Being Single Can Suck, and It’s OK to Admit It



Being single is hard and it’s okay to admit it.


My contribution to The Observer’s 2019 Valentine’s Day issue was a spineless, saccharine piece of word vomit in which I gushed about the merits of being single and ways to shower yourself and your friends with love instead. It sounds endearing on paper, but it’s also grossly disingenuous. I love a good ladies’ night as much as the next gal, but deeply appreciating others doesn’t change the fact that you might still be single.

And being single can tremendously suck.

For those who argue that it shouldn’t matter because Valentine’s Day is a made-up money grab that’s no different from any other day, you’re right. People date and flirt and canoodle publicly the other 364 days of the year, and being single still sucks on any given one of them. 

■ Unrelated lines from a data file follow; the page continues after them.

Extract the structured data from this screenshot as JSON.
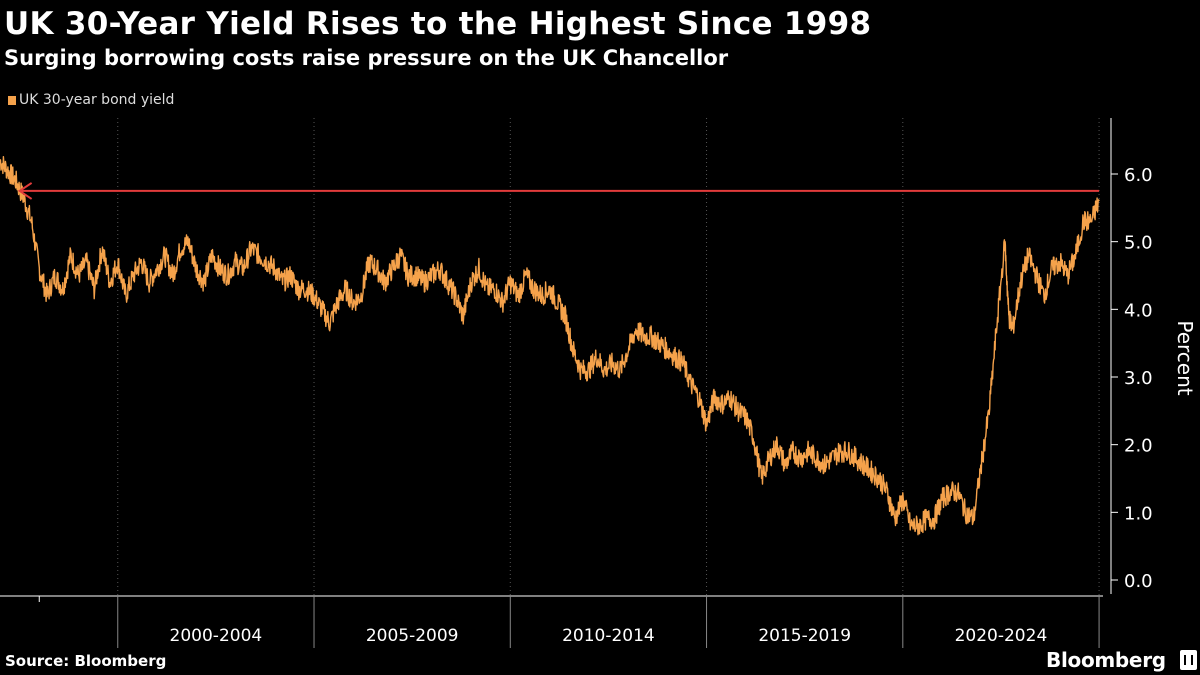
{
  "header": {
    "title": "UK 30-Year Yield Rises to the Highest Since 1998",
    "subtitle": "Surging borrowing costs raise pressure on the UK Chancellor"
  },
  "legend": {
    "label": "UK 30-year bond yield",
    "color": "#f5a24b"
  },
  "footer": {
    "source": "Source: Bloomberg",
    "brand": "Bloomberg"
  },
  "colors": {
    "line": "#f5a24b",
    "reference": "#e23b3b",
    "axis": "#ffffff",
    "grid": "#555555"
  },
  "chart_data": {
    "type": "line",
    "title": "UK 30-Year Yield Rises to the Highest Since 1998",
    "subtitle": "Surging borrowing costs raise pressure on the UK Chancellor",
    "ylabel": "Percent",
    "xlabel": "",
    "ylim": [
      0,
      6.8
    ],
    "xlim": [
      1997.0,
      2025.1
    ],
    "yticks": [
      0,
      1,
      2,
      3,
      4,
      5,
      6
    ],
    "ytick_labels": [
      "0.0",
      "1.0",
      "2.0",
      "3.0",
      "4.0",
      "5.0",
      "6.0"
    ],
    "year_boundaries": [
      1998,
      2000,
      2005,
      2010,
      2015,
      2020,
      2025
    ],
    "x_category_labels": [
      {
        "label": "2000-2004",
        "from": 2000,
        "to": 2005
      },
      {
        "label": "2005-2009",
        "from": 2005,
        "to": 2010
      },
      {
        "label": "2010-2014",
        "from": 2010,
        "to": 2015
      },
      {
        "label": "2015-2019",
        "from": 2015,
        "to": 2020
      },
      {
        "label": "2020-2024",
        "from": 2020,
        "to": 2025
      }
    ],
    "reference_line": {
      "value": 5.75,
      "from": 1997.5,
      "to": 2025.0,
      "arrow": "left"
    },
    "series": [
      {
        "name": "UK 30-year bond yield",
        "x": [
          1997.0,
          1997.2,
          1997.4,
          1997.6,
          1997.8,
          1998.0,
          1998.2,
          1998.4,
          1998.6,
          1998.8,
          1999.0,
          1999.2,
          1999.4,
          1999.6,
          1999.8,
          2000.0,
          2000.2,
          2000.4,
          2000.6,
          2000.8,
          2001.0,
          2001.2,
          2001.4,
          2001.6,
          2001.8,
          2002.0,
          2002.2,
          2002.4,
          2002.6,
          2002.8,
          2003.0,
          2003.2,
          2003.4,
          2003.6,
          2003.8,
          2004.0,
          2004.2,
          2004.4,
          2004.6,
          2004.8,
          2005.0,
          2005.2,
          2005.4,
          2005.6,
          2005.8,
          2006.0,
          2006.2,
          2006.4,
          2006.6,
          2006.8,
          2007.0,
          2007.2,
          2007.4,
          2007.6,
          2007.8,
          2008.0,
          2008.2,
          2008.4,
          2008.6,
          2008.8,
          2009.0,
          2009.2,
          2009.4,
          2009.6,
          2009.8,
          2010.0,
          2010.2,
          2010.4,
          2010.6,
          2010.8,
          2011.0,
          2011.2,
          2011.4,
          2011.6,
          2011.8,
          2012.0,
          2012.2,
          2012.4,
          2012.6,
          2012.8,
          2013.0,
          2013.2,
          2013.4,
          2013.6,
          2013.8,
          2014.0,
          2014.2,
          2014.4,
          2014.6,
          2014.8,
          2015.0,
          2015.2,
          2015.4,
          2015.6,
          2015.8,
          2016.0,
          2016.2,
          2016.4,
          2016.6,
          2016.8,
          2017.0,
          2017.2,
          2017.4,
          2017.6,
          2017.8,
          2018.0,
          2018.2,
          2018.4,
          2018.6,
          2018.8,
          2019.0,
          2019.2,
          2019.4,
          2019.6,
          2019.8,
          2020.0,
          2020.2,
          2020.4,
          2020.6,
          2020.8,
          2021.0,
          2021.2,
          2021.4,
          2021.6,
          2021.8,
          2022.0,
          2022.2,
          2022.4,
          2022.6,
          2022.7,
          2022.8,
          2023.0,
          2023.2,
          2023.4,
          2023.6,
          2023.8,
          2024.0,
          2024.2,
          2024.4,
          2024.6,
          2024.8,
          2025.0
        ],
        "values": [
          6.2,
          6.05,
          5.9,
          5.65,
          5.3,
          4.6,
          4.2,
          4.5,
          4.3,
          4.8,
          4.5,
          4.7,
          4.3,
          4.9,
          4.4,
          4.7,
          4.2,
          4.5,
          4.7,
          4.4,
          4.6,
          4.8,
          4.5,
          4.9,
          5.0,
          4.6,
          4.4,
          4.8,
          4.6,
          4.5,
          4.7,
          4.6,
          4.9,
          4.8,
          4.7,
          4.6,
          4.4,
          4.5,
          4.3,
          4.3,
          4.2,
          4.0,
          3.8,
          4.1,
          4.3,
          4.1,
          4.2,
          4.7,
          4.6,
          4.4,
          4.6,
          4.8,
          4.5,
          4.5,
          4.4,
          4.5,
          4.6,
          4.4,
          4.2,
          3.9,
          4.4,
          4.6,
          4.3,
          4.3,
          4.1,
          4.4,
          4.2,
          4.5,
          4.3,
          4.2,
          4.3,
          4.1,
          3.9,
          3.4,
          3.1,
          3.1,
          3.3,
          3.1,
          3.2,
          3.1,
          3.4,
          3.7,
          3.6,
          3.6,
          3.5,
          3.4,
          3.3,
          3.2,
          2.9,
          2.7,
          2.3,
          2.7,
          2.6,
          2.7,
          2.5,
          2.4,
          2.1,
          1.5,
          1.8,
          2.0,
          1.7,
          1.9,
          1.8,
          1.9,
          1.8,
          1.7,
          1.8,
          1.9,
          1.9,
          1.8,
          1.7,
          1.6,
          1.5,
          1.3,
          0.9,
          1.2,
          0.8,
          0.8,
          0.9,
          0.9,
          1.2,
          1.3,
          1.3,
          1.0,
          0.9,
          1.7,
          2.5,
          3.8,
          5.0,
          3.9,
          3.7,
          4.4,
          4.8,
          4.5,
          4.2,
          4.6,
          4.7,
          4.5,
          4.8,
          5.3,
          5.3,
          5.6
        ]
      }
    ]
  }
}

And I’m not talking about the dating-around, in-the-talking-phase or just-hooking-up types of single, though those all come with their own treasure troves of aggravations. I’m talking about the truly-alone, not-talking-to-anyone, not-even-one-viable-Tinder-match type of single. The type where you unwittingly wonder if you’re going to grow up into a cat lady even though you’re a dog person, and go wild if your Whole Foods cashier so much as kindly smiles at you or your Ram Van driver remembers your name.

In case you couldn’t tell, I know that type. I’ve been alive for a score and I still have yet to score. (No shame, no pity.) But I’ve always had a reason: For half my life I was too young, then I was busy questioning my sexuality, then I was just busy. Too busy putting my success first and making my own way in the world. I now recognize these “reasons” as a litany of excuses I don’t make anymore. But that doesn’t change the fact that I still want to proffer them, especially around Valentine’s Day, because the confidence to face them doesn’t arise in a day.

When I bring this up to my friends, they rush to say, “Ah, you don’t need an S.O.” Which is true. Yet their sentence has an unspoken (well, sometimes spoken) ending: “for now.” As in, “It’s okay if you don’t have an S.O. for now, but surely you’re going to find one. Something will happen soon enough. You’ll figure something out.”

That is, frankly, the most unfulfilling response. It’s like telling an anxious person to just not be nervous. We as a generation are finally beginning to take emotional health seriously, but it seems the minute people express those feelings in the context of singlehood, they’re labeled desperate. Needy. Dare I say, pathetic, unless they have active plans to get out there and mingle.

You shouldn’t have to. Sometimes, you just need to say, “You know, being single sucks,” without being told you should be happy, or without being expected to attempt to solve the problem right away. It’s alright not to know how to do that. And you’re not an unsupportive friend if all you respond is, “You’re right.” Trust me, that can be a much more meaningful show of love than blindly promising someone a happily-ever-after that they can’t even fathom yet.

You might still call me desperate for professing my singlehood by writing this. You might say I’m self-deluded and wallowing. I’m not saying I’m willing to accept unhappy feelings forever, nor should you. I’m just acknowledging that empty optimism about someone’s future love life doesn’t cut it as being supportive, stepping outside your comfort zone is hard, and we need to recognize that. There’s a difference between self-pity and self-awareness, and expressing your emotions without blaming anyone for them is the latter.

Therefore, I’m still holding onto that mantra: Being single can suck. Fellow single people, say it with me: Being single can suck. Go on, it’s alright. It’s not desperation, it’s not an invitation for self-pity, nor is it a cry for someone to fill a void. It’s honesty. We singles are not voids, but whole bada–es who aren’t less so when we wish for a little affection.

You and I simply want a kind of love we don’t have yet. I wish you all the best in finding it in the vast wasteland that is the dating world — but in the meantime, cry if you need to and encourage your friends to do the same. Griping about the suckiness of singledom might not alleviate it, but perhaps you can bond over it. It’s a step in an ultimately positive direction.